🔒 Distributed Locking

In a single-machine environment, we use local locks (mutexes) to protect shared resources. In a distributed system, we need a Distributed Lock to ensure that only one node performs a specific action at a time.

1. Why do we need it?

Mutual Exclusion: Prevent multiple instances of a background job from running simultaneously.
Resource Protection: Ensure only one service is writing to a specific file or database record.

2. Common Implementation Patterns

A. Redis-based (Redlock)

Using Redis SET NX (Set if Not Exists) with an expiration time.

Pros: Extremely fast, simple.
Cons: Can be unreliable in certain network split scenarios.

B. ZooKeeper-based

Using ephemeral nodes. If the client disconnects, the node is automatically deleted, and the lock is released.

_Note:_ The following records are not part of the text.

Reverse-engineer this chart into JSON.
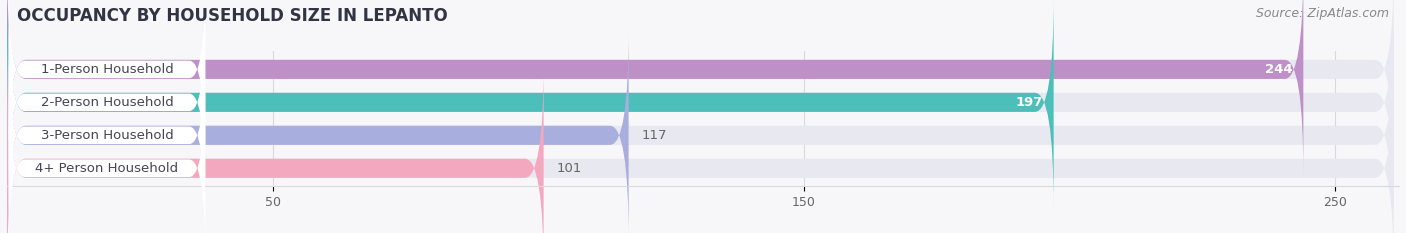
{
  "title": "OCCUPANCY BY HOUSEHOLD SIZE IN LEPANTO",
  "source": "Source: ZipAtlas.com",
  "categories": [
    "1-Person Household",
    "2-Person Household",
    "3-Person Household",
    "4+ Person Household"
  ],
  "values": [
    244,
    197,
    117,
    101
  ],
  "bar_colors": [
    "#bf8fc8",
    "#4dbfba",
    "#a8aedd",
    "#f4a8c0"
  ],
  "bg_bar_color": "#e8e8f0",
  "label_pill_color": "#ffffff",
  "xlim_max": 262,
  "xticks": [
    50,
    150,
    250
  ],
  "value_label_colors": [
    "#ffffff",
    "#ffffff",
    "#666666",
    "#666666"
  ],
  "title_fontsize": 12,
  "source_fontsize": 9,
  "label_fontsize": 9.5,
  "tick_fontsize": 9,
  "bar_height": 0.58,
  "background_color": "#f7f7fa",
  "grid_color": "#d8d8e0",
  "title_color": "#333344",
  "source_color": "#888888"
}
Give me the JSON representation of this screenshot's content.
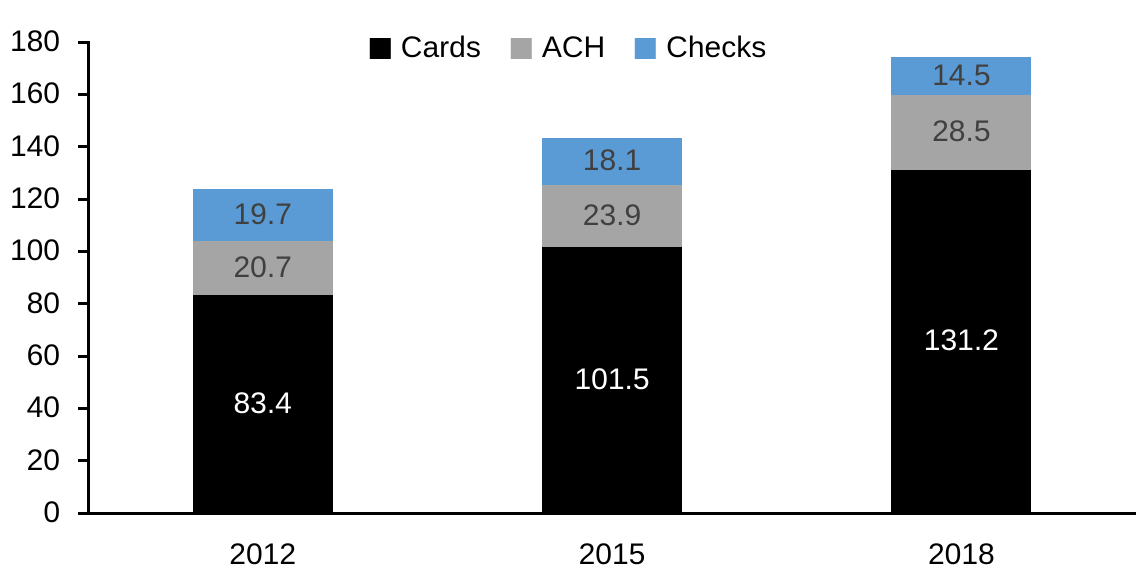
{
  "chart_data": {
    "type": "bar",
    "stacked": true,
    "title": "",
    "xlabel": "",
    "ylabel": "",
    "categories": [
      "2012",
      "2015",
      "2018"
    ],
    "series": [
      {
        "name": "Cards",
        "color": "#000000",
        "label_color": "#FFFFFF",
        "values": [
          83.4,
          101.5,
          131.2
        ]
      },
      {
        "name": "ACH",
        "color": "#A5A5A5",
        "label_color": "#404040",
        "values": [
          20.7,
          23.9,
          28.5
        ]
      },
      {
        "name": "Checks",
        "color": "#5B9BD5",
        "label_color": "#404040",
        "values": [
          19.7,
          18.1,
          14.5
        ]
      }
    ],
    "ylim": [
      0,
      180
    ],
    "yticks": [
      0,
      20,
      40,
      60,
      80,
      100,
      120,
      140,
      160,
      180
    ],
    "grid": false,
    "value_labels": true,
    "legend_position": "top-center",
    "axis_color": "#000000",
    "background": "#FFFFFF",
    "tick_label_color": "#000000"
  }
}
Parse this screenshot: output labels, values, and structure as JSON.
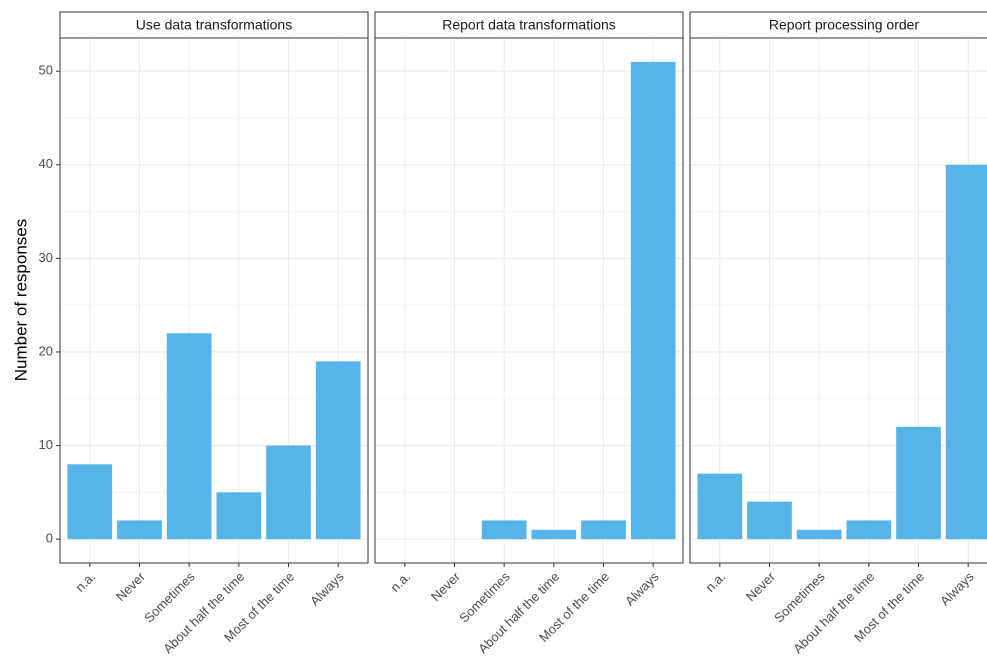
{
  "chart_data": [
    {
      "type": "bar",
      "title": "Use data transformations",
      "y_label": "Number of responses",
      "categories": [
        "n.a.",
        "Never",
        "Sometimes",
        "About half the time",
        "Most of the time",
        "Always"
      ],
      "values": [
        8,
        2,
        22,
        5,
        10,
        19
      ],
      "color": "#56b4e9",
      "ylim": [
        -2.55,
        53.55
      ],
      "yticks": [
        0,
        10,
        20,
        30,
        40,
        50
      ],
      "grid": true
    },
    {
      "type": "bar",
      "title": "Report data transformations",
      "categories": [
        "n.a.",
        "Never",
        "Sometimes",
        "About half the time",
        "Most of the time",
        "Always"
      ],
      "values": [
        0,
        0,
        2,
        1,
        2,
        51
      ],
      "color": "#56b4e9",
      "ylim": [
        -2.55,
        53.55
      ],
      "yticks": [
        0,
        10,
        20,
        30,
        40,
        50
      ],
      "grid": true
    },
    {
      "type": "bar",
      "title": "Report processing order",
      "categories": [
        "n.a.",
        "Never",
        "Sometimes",
        "About half the time",
        "Most of the time",
        "Always"
      ],
      "values": [
        7,
        4,
        1,
        2,
        12,
        40
      ],
      "color": "#56b4e9",
      "ylim": [
        -2.55,
        53.55
      ],
      "yticks": [
        0,
        10,
        20,
        30,
        40,
        50
      ],
      "grid": true
    }
  ]
}
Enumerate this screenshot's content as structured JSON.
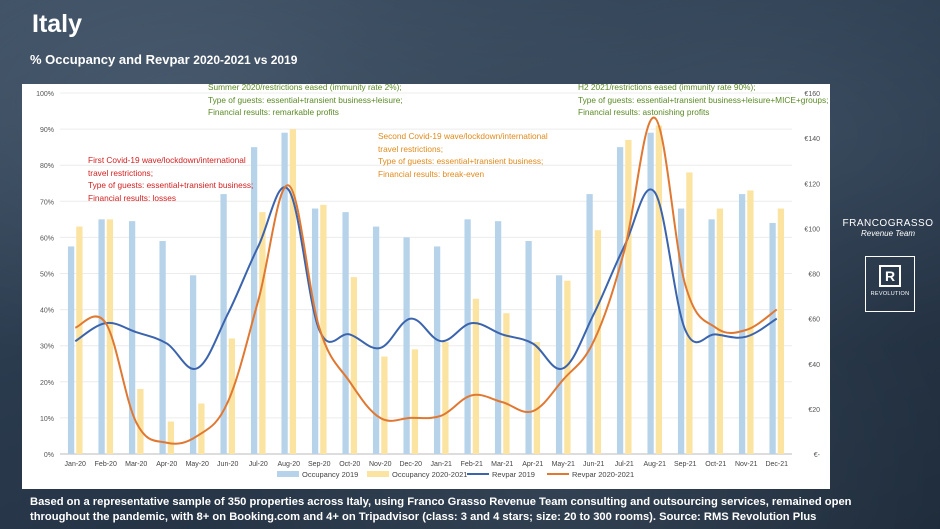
{
  "header": {
    "title": "Italy",
    "subtitle_main": "% Occupancy and Revpar",
    "subtitle_years": "2020-2021 vs 2019"
  },
  "annotations": {
    "first_wave": [
      "First Covid-19 wave/lockdown/international",
      "travel restrictions;",
      "Type of guests: essential+transient business;",
      "Financial results: losses"
    ],
    "summer_2020": [
      "Summer 2020/restrictions eased (immunity rate 2%);",
      "Type of guests: essential+transient business+leisure;",
      "Financial results: remarkable profits"
    ],
    "second_wave": [
      "Second Covid-19 wave/lockdown/international",
      "travel restrictions;",
      "Type of guests: essential+transient business;",
      "Financial results: break-even"
    ],
    "h2_2021": [
      "H2 2021/restrictions eased (immunity rate 90%);",
      "Type of guests: essential+transient business+leisure+MICE+groups;",
      "Financial results: astonishing profits"
    ]
  },
  "footer": {
    "line1": "Based on a representative sample of 350 properties across Italy, using Franco Grasso Revenue Team consulting and outsourcing services, remained open",
    "line2": "throughout the pandemic, with 8+ on Booking.com and 4+ on Tripadvisor (class: 3 and 4 stars; size: 20 to 300 rooms). Source: RMS Revolution Plus"
  },
  "logos": {
    "franco_grasso": "FRANCOGRASSO",
    "franco_grasso_sub": "Revenue Team",
    "revolution_letter": "R",
    "revolution_name": "REVOLUTION"
  },
  "colors": {
    "occ2019": "#b7d3ea",
    "occ2021": "#fbe3a1",
    "rev2019": "#3b64ad",
    "rev2021": "#e07832",
    "green_note": "#5a8a24",
    "red_note": "#d42020",
    "orange_note": "#e08a1a"
  },
  "chart_data": {
    "type": "bar+line",
    "categories": [
      "Jan-20",
      "Feb-20",
      "Mar-20",
      "Apr-20",
      "May-20",
      "Jun-20",
      "Jul-20",
      "Aug-20",
      "Sep-20",
      "Oct-20",
      "Nov-20",
      "Dec-20",
      "Jan-21",
      "Feb-21",
      "Mar-21",
      "Apr-21",
      "May-21",
      "Jun-21",
      "Jul-21",
      "Aug-21",
      "Sep-21",
      "Oct-21",
      "Nov-21",
      "Dec-21"
    ],
    "y_left": {
      "min": 0,
      "max": 100,
      "ticks": [
        0,
        10,
        20,
        30,
        40,
        50,
        60,
        70,
        80,
        90,
        100
      ],
      "tick_labels": [
        "0%",
        "10%",
        "20%",
        "30%",
        "40%",
        "50%",
        "60%",
        "70%",
        "80%",
        "90%",
        "100%"
      ]
    },
    "y_right": {
      "min": 0,
      "max": 160,
      "ticks": [
        0,
        20,
        40,
        60,
        80,
        100,
        120,
        140,
        160
      ],
      "tick_labels": [
        "€-",
        "€20",
        "€40",
        "€60",
        "€80",
        "€100",
        "€120",
        "€140",
        "€160"
      ]
    },
    "bars": [
      {
        "name": "Occupancy 2019",
        "axis": "left",
        "values": [
          57.5,
          65,
          64.5,
          59,
          49.5,
          72,
          85,
          89,
          68,
          67,
          63,
          60,
          57.5,
          65,
          64.5,
          59,
          49.5,
          72,
          85,
          89,
          68,
          65,
          72,
          64
        ]
      },
      {
        "name": "Occupancy 2020-2021",
        "axis": "left",
        "values": [
          63,
          65,
          18,
          9,
          14,
          32,
          67,
          90,
          69,
          49,
          27,
          29,
          31,
          43,
          39,
          31,
          48,
          62,
          87,
          91,
          78,
          68,
          73,
          68
        ]
      }
    ],
    "lines": [
      {
        "name": "Revpar 2019",
        "axis": "right",
        "values": [
          50,
          58,
          54,
          49,
          38,
          62,
          92,
          117,
          55,
          53,
          47,
          60,
          50,
          58,
          53,
          49,
          38,
          62,
          92,
          116,
          55,
          53,
          52,
          60
        ]
      },
      {
        "name": "Revpar 2020-2021",
        "axis": "right",
        "values": [
          56,
          58,
          14,
          5,
          8,
          23,
          68,
          119,
          56,
          32,
          16,
          16,
          17,
          26,
          23,
          19,
          33,
          50,
          90,
          149,
          75,
          56,
          55,
          64
        ]
      }
    ],
    "legend_position": "bottom"
  }
}
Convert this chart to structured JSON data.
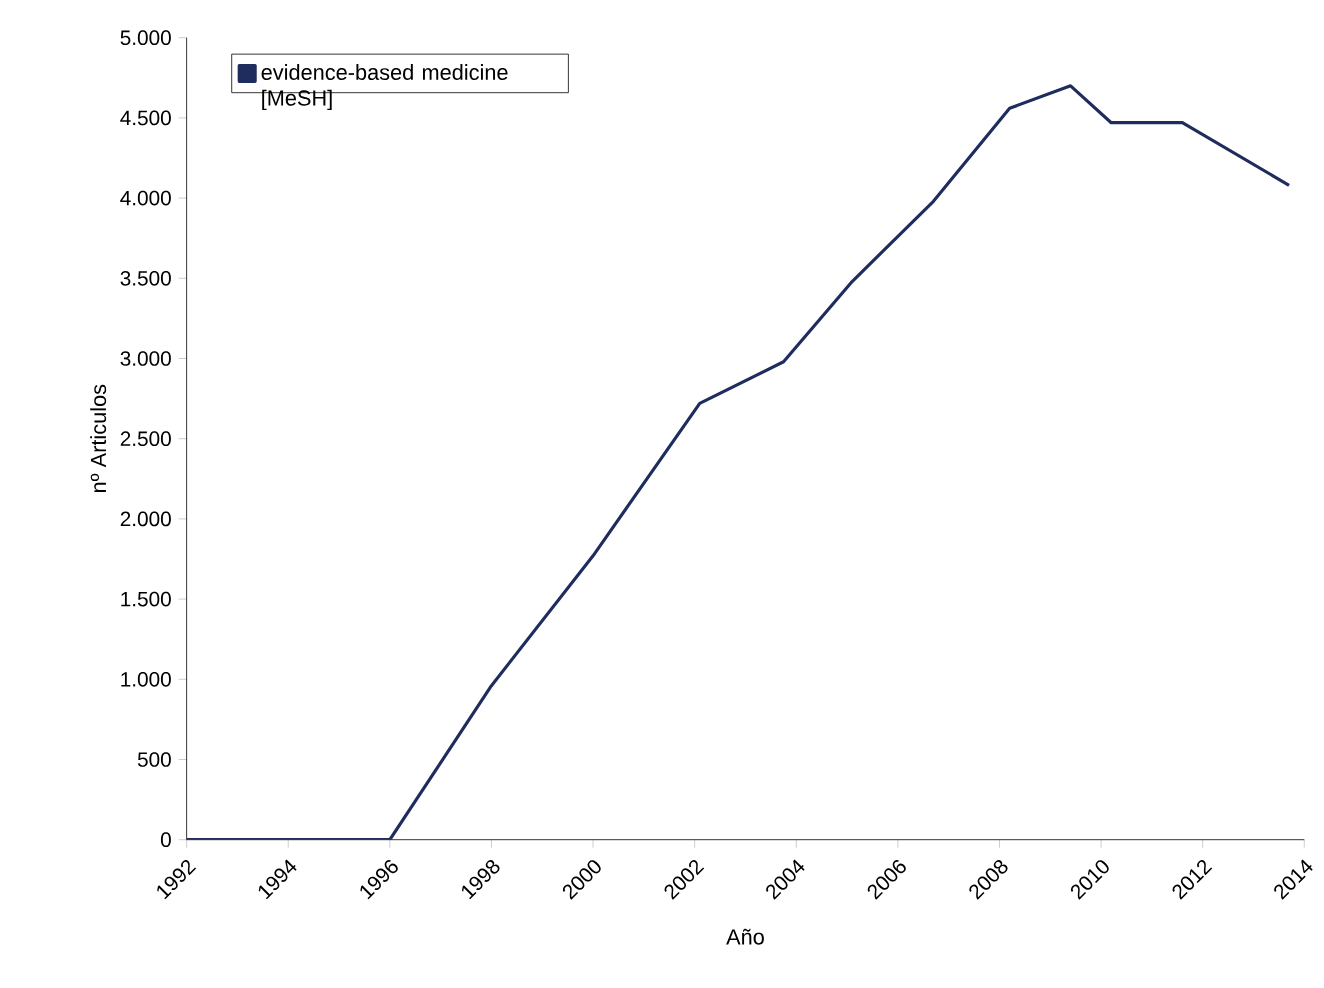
{
  "chart_data": {
    "type": "line",
    "xlabel": "Año",
    "ylabel": "nº Articulos",
    "x": [
      1992,
      1996,
      1998,
      2000,
      2002.1,
      2003.75,
      2005.1,
      2006.7,
      2008.2,
      2009.4,
      2010.2,
      2011.6,
      2013.7
    ],
    "series": [
      {
        "name": "evidence-based medicine [MeSH]",
        "color": "#1f2d5e",
        "values": [
          0,
          0,
          960,
          1770,
          2720,
          2980,
          3480,
          3980,
          4560,
          4700,
          4470,
          4470,
          4080
        ]
      }
    ],
    "xlim": [
      1992,
      2014
    ],
    "xticks": [
      1992,
      1994,
      1996,
      1998,
      2000,
      2002,
      2004,
      2006,
      2008,
      2010,
      2012,
      2014
    ],
    "ylim": [
      0,
      5000
    ],
    "yticks": [
      0,
      500,
      {
        "value": 1000,
        "label": "1.000"
      },
      {
        "value": 1500,
        "label": "1.500"
      },
      {
        "value": 2000,
        "label": "2.000"
      },
      {
        "value": 2500,
        "label": "2.500"
      },
      {
        "value": 3000,
        "label": "3.000"
      },
      {
        "value": 3500,
        "label": "3.500"
      },
      {
        "value": 4000,
        "label": "4.000"
      },
      {
        "value": 4500,
        "label": "4.500"
      },
      {
        "value": 5000,
        "label": "5.000"
      }
    ],
    "legend": "top left",
    "grid": false,
    "marker": "none",
    "line_style": "solid"
  }
}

Pros: Highly consistent (CP system).
Cons: Slower than Redis, more complex to manage.

C. Etcd-based

Similar to ZooKeeper, uses a keep-alive lease system.

Pros: Basis for Kubernetes coordination, very reliable.

3. Critical Considerations

Lock Expiration (TTL)

If a process crashes while holding a lock, it must eventually be released. However, if the TTL is too short, the process might still be running when the lock expires, allowing another process to acquire it.

Fencing Tokens

To prevent the "late write" problem (where a process whose lock expired finally finishes its task), every lock acquisition should return a Fencing Token (a monotonically increasing ID). The storage system should only accept writes with a token greater than the last one seen.

4. Summary

Choosing a distributed lock depends on your consistency requirements. For high-speed but "good enough" locking, use Redis. For mission-critical correctness, use ZooKeeper or Etcd.